Il existait pourtant dès le départ et il existe toujours des mesures concrètes et vertueuses qui permettraient des restrictions limitées dans le temps et l’espace et donc moins attentatoires de nos libertés. Il s’agirait de favoriser la gestion la plus locale possible, fondée sur la responsabilité et le savoir-faire réels de chacun.

Dans un tel cadre – celui d’une gestion de crise locale, il serait en effet possible d’adapter les mesures prises à la réalité des contagions et dans un dialogue avec le personnel soignant sur le terrain ; de favoriser – au lieu de le tuer à petit feu – le commerce local avec des chaînes d’approvisionnement courtes au lieu de lui imposer la concurrence déloyale des grands groupes internationaux ; de sauvegarder tous les secteurs d’activité au lieu d’en condamner définitivement certains. Il est également plus facile d’organiser localement des systèmes d’entraide pour les personnes les plus vulnérables qui les protègent sans les isoler totalement du corps social.

Sur le plan politique, il s’agirait d’accorder enfin une réelle autonomie décisionnelle dans tous les domaines aux maires, en coordination avec les conseillers départementaux et régionaux – pas aux préfets qui représentent un Etat de plus en plus déconnecté de la vie réelle des citoyens. Exiger une plus grande autonomie décisionnelle et des prérogatives plus larges aux échelons politiques locaux permettrait une gestion plus réaliste, adaptée aux spécificités de chaque localité et plus respectueuse de nos libertés publiques. Une épidémie n’appelle pas les mêmes mesures dans une zone rurale et dans une métropole !

Ce sont ces élus qui sont les plus directement en contact avec la population et la réalité spécifique de leur localité. Premier relai d’une subsidiarité qui part du bas, ils ont été progressivement dépossédés de leurs prérogatives naturelles en faveur d’un Etat centralisateur et technocrate. Il est temps de renverser la balance et de retourner à des équilibres politiques qui ont fait leurs preuves.

Redonner un pouvoir réel aux échelons politiques locaux permettrait également de mieux anticiper l’avenir.
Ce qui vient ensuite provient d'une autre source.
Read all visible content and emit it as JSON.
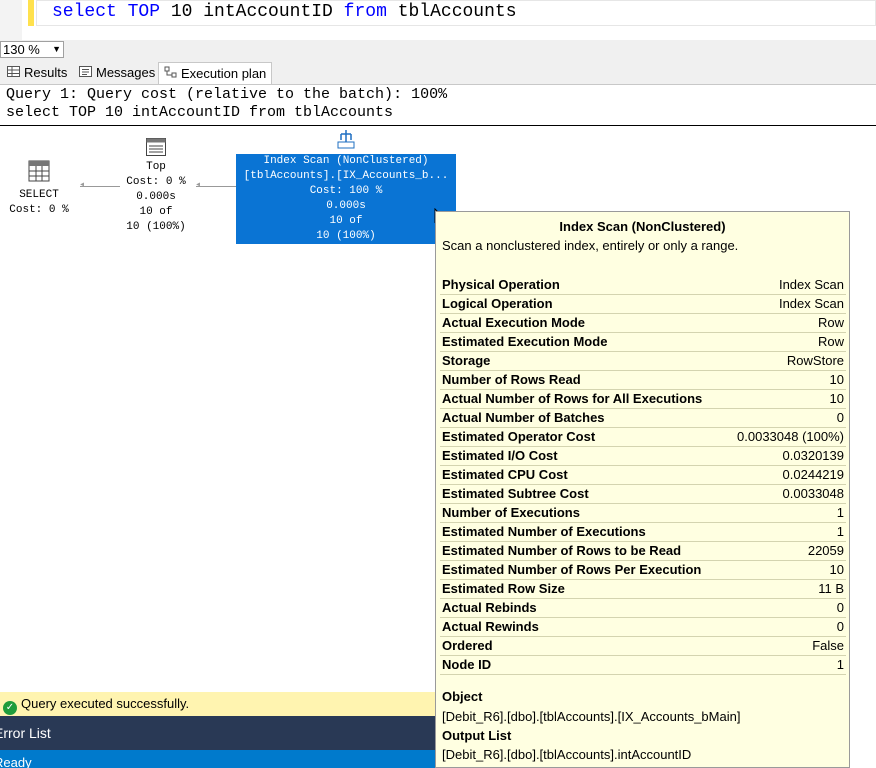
{
  "editor": {
    "keyword_select": "select",
    "keyword_top": "TOP",
    "mid_text": " 10 intAccountID ",
    "keyword_from": "from",
    "table": " tblAccounts"
  },
  "zoom": {
    "value": "130 %"
  },
  "tabs": [
    {
      "label": "Results"
    },
    {
      "label": "Messages"
    },
    {
      "label": "Execution plan"
    }
  ],
  "plan": {
    "header_line1": "Query 1: Query cost (relative to the batch): 100%",
    "header_line2": "select TOP 10 intAccountID from tblAccounts",
    "select_node": {
      "label": "SELECT",
      "cost": "Cost: 0 %"
    },
    "top_node": {
      "label": "Top",
      "cost": "Cost: 0 %",
      "time": "0.000s",
      "rows": "10 of",
      "pct": "10 (100%)"
    },
    "scan_node": {
      "label": "Index Scan (NonClustered)",
      "object": "[tblAccounts].[IX_Accounts_b...",
      "cost": "Cost: 100 %",
      "time": "0.000s",
      "rows": "10 of",
      "pct": "10 (100%)"
    }
  },
  "tooltip": {
    "title": "Index Scan (NonClustered)",
    "description": "Scan a nonclustered index, entirely or only a range.",
    "rows": [
      [
        "Physical Operation",
        "Index Scan"
      ],
      [
        "Logical Operation",
        "Index Scan"
      ],
      [
        "Actual Execution Mode",
        "Row"
      ],
      [
        "Estimated Execution Mode",
        "Row"
      ],
      [
        "Storage",
        "RowStore"
      ],
      [
        "Number of Rows Read",
        "10"
      ],
      [
        "Actual Number of Rows for All Executions",
        "10"
      ],
      [
        "Actual Number of Batches",
        "0"
      ],
      [
        "Estimated Operator Cost",
        "0.0033048 (100%)"
      ],
      [
        "Estimated I/O Cost",
        "0.0320139"
      ],
      [
        "Estimated CPU Cost",
        "0.0244219"
      ],
      [
        "Estimated Subtree Cost",
        "0.0033048"
      ],
      [
        "Number of Executions",
        "1"
      ],
      [
        "Estimated Number of Executions",
        "1"
      ],
      [
        "Estimated Number of Rows to be Read",
        "22059"
      ],
      [
        "Estimated Number of Rows Per Execution",
        "10"
      ],
      [
        "Estimated Row Size",
        "11 B"
      ],
      [
        "Actual Rebinds",
        "0"
      ],
      [
        "Actual Rewinds",
        "0"
      ],
      [
        "Ordered",
        "False"
      ],
      [
        "Node ID",
        "1"
      ]
    ],
    "object_label": "Object",
    "object_value": "[Debit_R6].[dbo].[tblAccounts].[IX_Accounts_bMain]",
    "output_label": "Output List",
    "output_value": "[Debit_R6].[dbo].[tblAccounts].intAccountID"
  },
  "status": {
    "message": "Query executed successfully.",
    "error_list": "Error List",
    "ready": "Ready"
  }
}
Une telle mesure favoriserait nécessairement les solidarités locales, l’économie réelle basée sur des entreprises à taille humaine et des chaînes d’approvisionnement courtes, et l’implication politique du plus grand nombre. Par conséquent, à long terme, une telle mesure permettrait le retour progressif d’une organisation sociale organique et vivante et d’une organisation politique réellement démocratique. Elle donnerait aux Français les moyens de décider eux-mêmes de la société qu’ils veulent pour eux et pour leurs enfants plutôt que de se voir imposer lois liberticides et crise économique par des élites qui n’ont que faire de leur avenir.

Pour que nous puissions sortir de cette crise avec le moins de dégâts possible, chacun doit pouvoir assumer pleinement là où il est ses responsabilités politiques, économiques et sociales naturelles. Laissons les commerçants commercer, les entrepreneurs entreprendre, la sociabilité se réorganiser en fonction des contraintes du moment, et nos représentants naturels donner un cadre adapté et réaliste à ces activités nécessaires à la vie de notre société. Nous voulons une gestion de crise adaptée à la spécificité de chaque localité, menée par des hommes et des femmes qui connaissent la réalité du terrain et sont réellement au service des populations qui les ont élus. Battons-nous donc, dès à présent pour voir nos élus locaux reconquérir leurs prérogatives naturelles, (re)créons des initiatives locales pour commencer à retrouver nos libertés et notre voix politique.